Lundi 21 avril. Taormina. Je comprends – que dis-je ? en vérité,je partage – le goût des Britanniques pour les vues, les trouées, les perspectives, les panoramas.Or, ce coin de Sicile, en surplomb de la mer, au pied de l’Etna blanchi de neige, en offre à revendre : cascade de points de vue genre « théâtre en ruines à la Piranèse », « ruelle sombre aux bougainvillées », « terrasse avec vue sur la baie bleue ridée »… L’œil est sans cesse appelé, retenu, caressé – comment font les gens du cru pour supporter tant de beauté ?

Jeudi 24 avril. Ephèse. Désordre et foule. Soulèvement de poussière. Agglutinement d’essaims, de groupes, de hordes touristiques… Je veux bien jouer les démagogues et feindre de passer outre, vient tout de même un moment où l’amoncellement des cars, des guides, des farandoles et des boutiques de souvenirs me paraît venir à bout des sites les plus merveilleux. Et que penser des dommages que ce piétinement quotidien doit faire courir aux vestiges de l’antique et superbe cité ? Mon navire pour un coin tranquille !

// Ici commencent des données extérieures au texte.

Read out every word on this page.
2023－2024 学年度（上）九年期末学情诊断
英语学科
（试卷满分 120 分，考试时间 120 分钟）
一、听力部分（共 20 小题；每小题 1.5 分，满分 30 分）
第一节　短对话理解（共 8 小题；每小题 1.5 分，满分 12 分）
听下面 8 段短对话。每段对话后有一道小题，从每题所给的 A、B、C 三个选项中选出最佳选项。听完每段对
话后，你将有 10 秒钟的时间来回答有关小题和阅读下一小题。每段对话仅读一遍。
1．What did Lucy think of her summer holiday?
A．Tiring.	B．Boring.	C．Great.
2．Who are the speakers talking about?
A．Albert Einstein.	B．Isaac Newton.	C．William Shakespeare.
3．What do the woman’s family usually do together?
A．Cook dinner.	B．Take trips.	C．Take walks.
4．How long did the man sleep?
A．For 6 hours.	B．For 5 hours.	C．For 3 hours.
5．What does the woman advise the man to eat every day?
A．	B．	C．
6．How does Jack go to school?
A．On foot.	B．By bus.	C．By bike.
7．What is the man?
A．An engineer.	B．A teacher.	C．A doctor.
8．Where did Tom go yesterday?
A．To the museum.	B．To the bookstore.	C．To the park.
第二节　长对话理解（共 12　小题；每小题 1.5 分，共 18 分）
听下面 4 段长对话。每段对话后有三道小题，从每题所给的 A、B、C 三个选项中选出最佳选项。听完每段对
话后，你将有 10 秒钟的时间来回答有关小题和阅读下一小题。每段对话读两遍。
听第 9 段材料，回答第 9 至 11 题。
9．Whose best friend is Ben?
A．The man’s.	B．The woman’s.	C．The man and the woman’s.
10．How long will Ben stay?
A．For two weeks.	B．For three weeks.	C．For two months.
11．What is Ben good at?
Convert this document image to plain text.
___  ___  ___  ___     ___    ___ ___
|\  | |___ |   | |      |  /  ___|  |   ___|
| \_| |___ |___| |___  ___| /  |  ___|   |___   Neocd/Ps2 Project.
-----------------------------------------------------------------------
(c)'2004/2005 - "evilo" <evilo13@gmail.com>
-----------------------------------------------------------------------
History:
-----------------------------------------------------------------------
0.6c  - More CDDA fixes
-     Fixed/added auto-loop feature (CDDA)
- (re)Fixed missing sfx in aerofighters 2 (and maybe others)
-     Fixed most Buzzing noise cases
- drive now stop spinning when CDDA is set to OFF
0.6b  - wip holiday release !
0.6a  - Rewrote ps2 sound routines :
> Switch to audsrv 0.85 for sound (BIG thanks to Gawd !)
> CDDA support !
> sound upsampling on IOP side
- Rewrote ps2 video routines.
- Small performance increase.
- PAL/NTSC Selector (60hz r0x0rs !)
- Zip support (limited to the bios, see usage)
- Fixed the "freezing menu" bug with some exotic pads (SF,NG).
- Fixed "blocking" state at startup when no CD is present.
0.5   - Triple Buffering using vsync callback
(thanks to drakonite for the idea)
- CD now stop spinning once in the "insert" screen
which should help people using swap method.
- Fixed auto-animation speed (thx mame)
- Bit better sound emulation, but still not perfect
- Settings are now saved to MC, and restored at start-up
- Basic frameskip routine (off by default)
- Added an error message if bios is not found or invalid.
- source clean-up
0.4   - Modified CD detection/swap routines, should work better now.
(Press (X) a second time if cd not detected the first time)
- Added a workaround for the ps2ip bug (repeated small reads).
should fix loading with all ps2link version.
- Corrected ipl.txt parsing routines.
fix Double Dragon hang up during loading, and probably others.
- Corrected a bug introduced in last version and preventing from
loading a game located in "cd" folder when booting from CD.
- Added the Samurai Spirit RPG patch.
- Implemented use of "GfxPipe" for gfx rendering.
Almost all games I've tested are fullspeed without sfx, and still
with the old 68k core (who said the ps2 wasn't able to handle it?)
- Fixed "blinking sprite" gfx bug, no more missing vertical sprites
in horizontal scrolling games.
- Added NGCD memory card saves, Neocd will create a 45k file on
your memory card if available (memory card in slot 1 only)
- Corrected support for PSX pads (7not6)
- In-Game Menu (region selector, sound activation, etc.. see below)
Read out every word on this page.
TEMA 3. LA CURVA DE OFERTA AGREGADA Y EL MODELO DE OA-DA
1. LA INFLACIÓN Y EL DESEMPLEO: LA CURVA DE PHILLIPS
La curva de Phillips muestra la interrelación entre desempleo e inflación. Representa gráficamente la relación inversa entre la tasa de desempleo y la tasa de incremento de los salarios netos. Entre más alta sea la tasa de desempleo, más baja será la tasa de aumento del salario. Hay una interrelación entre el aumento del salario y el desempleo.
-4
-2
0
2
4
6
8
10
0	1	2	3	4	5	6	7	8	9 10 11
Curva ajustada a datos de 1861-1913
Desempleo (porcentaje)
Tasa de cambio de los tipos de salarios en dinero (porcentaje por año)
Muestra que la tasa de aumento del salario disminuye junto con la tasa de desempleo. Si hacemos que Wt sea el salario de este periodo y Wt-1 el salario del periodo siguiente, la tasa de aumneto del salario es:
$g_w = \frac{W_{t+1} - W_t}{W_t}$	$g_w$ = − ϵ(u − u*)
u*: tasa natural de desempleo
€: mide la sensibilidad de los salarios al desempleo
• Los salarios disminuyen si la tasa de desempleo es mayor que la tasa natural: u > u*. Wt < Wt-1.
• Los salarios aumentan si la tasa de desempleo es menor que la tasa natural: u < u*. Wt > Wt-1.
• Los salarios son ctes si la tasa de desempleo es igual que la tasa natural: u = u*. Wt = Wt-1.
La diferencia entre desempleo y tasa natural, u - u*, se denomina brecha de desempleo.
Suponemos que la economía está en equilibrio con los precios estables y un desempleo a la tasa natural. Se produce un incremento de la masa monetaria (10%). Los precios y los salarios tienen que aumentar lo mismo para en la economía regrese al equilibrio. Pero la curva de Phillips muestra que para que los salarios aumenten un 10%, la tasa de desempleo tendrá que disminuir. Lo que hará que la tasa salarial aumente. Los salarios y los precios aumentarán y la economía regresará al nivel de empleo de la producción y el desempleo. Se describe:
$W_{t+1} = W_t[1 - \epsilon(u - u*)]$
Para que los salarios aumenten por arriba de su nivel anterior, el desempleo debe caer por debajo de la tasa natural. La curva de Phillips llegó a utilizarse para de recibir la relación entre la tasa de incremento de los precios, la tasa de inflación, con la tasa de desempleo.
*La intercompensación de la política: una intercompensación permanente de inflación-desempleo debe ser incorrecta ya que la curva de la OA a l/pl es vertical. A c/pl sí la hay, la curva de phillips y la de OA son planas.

Vendredi 25 avril. Cnossos. Cela devait faire un bon quart de siècle que je rêvais des vestiges riants et colorés de la civilisation crétoise antique – minoenne, pour employer le terme consacré. Et cela faisait presque aussi longtemps que je repoussais l’échéance, craignant d’être déçu. L’archéologue Arthur Evans n’a-t-il pas été accusé, depuis un siècle, d’avoir réinventé le passé à grand renfort de béton armé, et rebâti un palais de Cnossos à sa fantaisie ? Eh bien, pour reprendre – de mémoire – Google est ici capricieux – la formule de Jean-Jacques à propos des arènes de Nîmes : « Le contentement passa l’attente ». Tout me plaît, ici ; j’ai l’impression forte et troublante d’être chez moi, de me sentir en harmonie profonde avec cette curieuse civilisation, vieille de vingt-cinq siècles. C’est décidé : sitôt de retour à Paris, je me penche enfin, sérieusement, sur ces danseuses bouclées et ces sauteurs de taureaux, et sur leur monde idéal de vagues noires, de spirales rouges et de volutes turquoise…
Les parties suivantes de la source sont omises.